Con gran excitación, la Reina contempló la espalda del Trasgo. Muy gentilmente éste se colocó de forma que ella pudiera leer con comodidad. Y la Reina leyó:
Querido hermano Tuso, Veo que las cosas han tomado un giro favorable y que, después de tanta paciencia, vamos por fin a conseguir los frutos deseados. Tengo ya todo a punto, como planeamos, de forma que el Rey, nuestro primo, será esta noche encarcelado, y, dado los cargos que almacenamos contra él, en breve decapitado. Como tengo al ejército y los nobles bien avisados, las cosas se llevarán con más legalidad de lo que el pueblo está acostumbrado a sufrir de Argante. Y tal como dices, mi hija Indra está en edad sobrada de matrimonio, pues si la memoria no me falla, ha cumplido ya los veinticinco años, y me parece muy oportuno, y como bajado del cielo mismo para nuestra fortuna, el curioso deseo de matrimonio de vuestro joven Rey. Creo que nuestros planes van perfilándose de la mejor manera, incluso superando nuestras esperanzas. Así pues, te envío el retrato de Indra, aunque de cuando tenía doce años, pues ha engordado mucho desde entonces, y se le marca en el rostro en demasía la amargura que la caracteriza. Nuestra sobrina e hija hará un buen papel, os lo aseguro, pues está de sobras aleccionada para la cuestión. Mucho me hubiera gustado ver a nuestro común sobrino, Furcio, pero como no me parece pertinente descubrirme aún ante él, momento llegará para que la desgraciada familia que componemos, tan esparcida y diezmada, pueda volcarse en expansivas demostraciones de afecto. Mucho me gustaría saber qué es de nuestra hermana, la Condesa Soez, pues dicen que casó con un cortesano muy particular, y habita en algún lugar del Sur. La recuerdo estúpida y glotona, y tan perezosa que mejor nos tendrá dejarla aparte en estas cuestiones. Cuando Ancio sea Rey, y mi hija Reina, ya podremos reunirnos nuevamente, y continuar esta labor que, tras largos años, ya empezaba a no verle solución. Así pues, ten por seguro que en el momento en que tú leas estas cosas, el Rey Loco ya estará posiblemente separado de su poca cabeza, y la Asamblea de los Nobles -a los que tanto despreciaba Argante, y tan bien he manejado yo- me habrá nombrado sucesor. Has de saber que las minas no están ni con mucho agotadas, que las piedras preciosas se dan con prodigalidad, y que las cosas se aclaran mucho para nuestro futuro; que, digo yo, hora es ya de ello.

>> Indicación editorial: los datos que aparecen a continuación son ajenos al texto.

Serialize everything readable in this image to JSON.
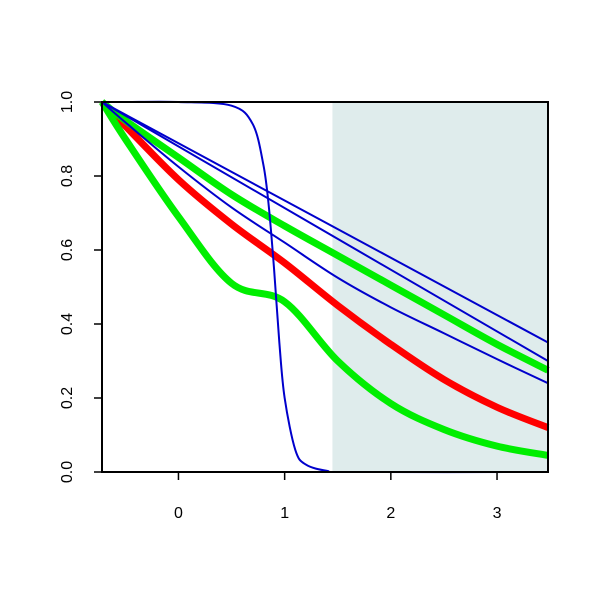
{
  "chart_data": {
    "type": "line",
    "title": "",
    "xlabel": "",
    "ylabel": "",
    "xlim": [
      -0.72,
      3.48
    ],
    "ylim": [
      0.0,
      1.0
    ],
    "x_ticks": [
      "0",
      "1",
      "2",
      "3"
    ],
    "x_tick_values": [
      0,
      1,
      2,
      3
    ],
    "y_ticks": [
      "0.0",
      "0.2",
      "0.4",
      "0.6",
      "0.8",
      "1.0"
    ],
    "y_tick_values": [
      0.0,
      0.2,
      0.4,
      0.6,
      0.8,
      1.0
    ],
    "grid": false,
    "legend": "none",
    "shaded_region": {
      "x_start": 1.45,
      "x_end": 3.48,
      "color": "#dfecec"
    },
    "series": [
      {
        "color": "#ff0000",
        "width": "thick",
        "x": [
          -0.72,
          -0.5,
          0,
          0.5,
          1.0,
          1.5,
          2.0,
          2.5,
          3.0,
          3.48
        ],
        "y": [
          1.0,
          0.935,
          0.79,
          0.67,
          0.565,
          0.45,
          0.345,
          0.25,
          0.175,
          0.12
        ]
      },
      {
        "color": "#00ee00",
        "width": "thick",
        "x": [
          -0.72,
          -0.5,
          0,
          0.5,
          1.0,
          1.5,
          2.0,
          2.5,
          3.0,
          3.48
        ],
        "y": [
          1.0,
          0.9,
          0.69,
          0.51,
          0.46,
          0.3,
          0.185,
          0.115,
          0.07,
          0.045
        ]
      },
      {
        "color": "#00ee00",
        "width": "thick",
        "x": [
          -0.72,
          -0.5,
          0,
          0.5,
          1.0,
          1.5,
          2.0,
          2.5,
          3.0,
          3.48
        ],
        "y": [
          1.0,
          0.95,
          0.85,
          0.75,
          0.665,
          0.585,
          0.505,
          0.425,
          0.345,
          0.275
        ]
      },
      {
        "color": "#0000cc",
        "width": "thin",
        "x": [
          -0.72,
          -0.5,
          0,
          0.5,
          0.7,
          0.8,
          0.85,
          0.9,
          0.95,
          1.0,
          1.1,
          1.2,
          1.4,
          1.6,
          3.48
        ],
        "y": [
          1.0,
          1.0,
          1.0,
          0.99,
          0.94,
          0.83,
          0.72,
          0.55,
          0.35,
          0.2,
          0.06,
          0.02,
          0.003,
          0.0,
          0.0
        ]
      },
      {
        "color": "#0000cc",
        "width": "thin",
        "x": [
          -0.72,
          -0.5,
          0,
          0.5,
          1.0,
          1.5,
          2.0,
          2.5,
          3.0,
          3.48
        ],
        "y": [
          1.0,
          0.945,
          0.825,
          0.715,
          0.62,
          0.525,
          0.445,
          0.375,
          0.305,
          0.24
        ]
      },
      {
        "color": "#0000cc",
        "width": "thin",
        "x": [
          -0.72,
          3.48
        ],
        "y": [
          1.0,
          0.3
        ]
      },
      {
        "color": "#0000cc",
        "width": "thin",
        "x": [
          -0.72,
          3.48
        ],
        "y": [
          1.0,
          0.35
        ]
      }
    ]
  }
}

Te besa en ambas mejillas tu hermano Usurpino.
Quedó la Reina sumamente afectada por esta lectura, y si bien la invadieron graves pensamientos su boca sólo acertó a decir -como ocurre con frecuencia en trances semejantes- una futilidad:
– ¡Ahora comprendo por qué Ancio se deja tratar como un mulo por Tuso!
Tras este comentario, convocó rápidamente camarilla íntima. Y no tardó en acudir a ella el Hechicero, que despertó a Almíbar. El Trasgo, con evidentes muestras de satisfacción, dejó que el anciano Maestro copiara lo transcrito en su espalda, y se maravillara de la exactitud con que podía conducir la luz. «Cuántas cosas ignoráis los humanos», pensó el Trasgo, pero no dijo nada.
– He visitado las minas -añadió el Trasgo, tras reconfortarse con una ligera libación-, y tened por seguro que las de las pedregosas tierras de los Desdichados son una estupidez sin sentido al lado de las que disfrutan los del Desfiladero de la Muerte.
Allí relucen los diamantes, el oro y los rubíes de tal forma, que (sabéis bien que ésa es mi especialidad) pocas veces he visto nada semejante.
Almíbar -que, aunque no le veía, poco a poco comenzaba a oírlo- dijo:
– ¿Por qué no trajiste alguna piedrecita? ¡Ya sabes cómo me gustan los collares!
– Ay, querido -dijo Ardid, acariciándole como a un niño-, ¿cuántas veces tengo que decirte que si un trasgo da una piedra preciosa a un ser humano, ésta se vuelve inmediatamente carbón encendido?
– Ah, sí -dijo Almíbar-, lo había olvidado.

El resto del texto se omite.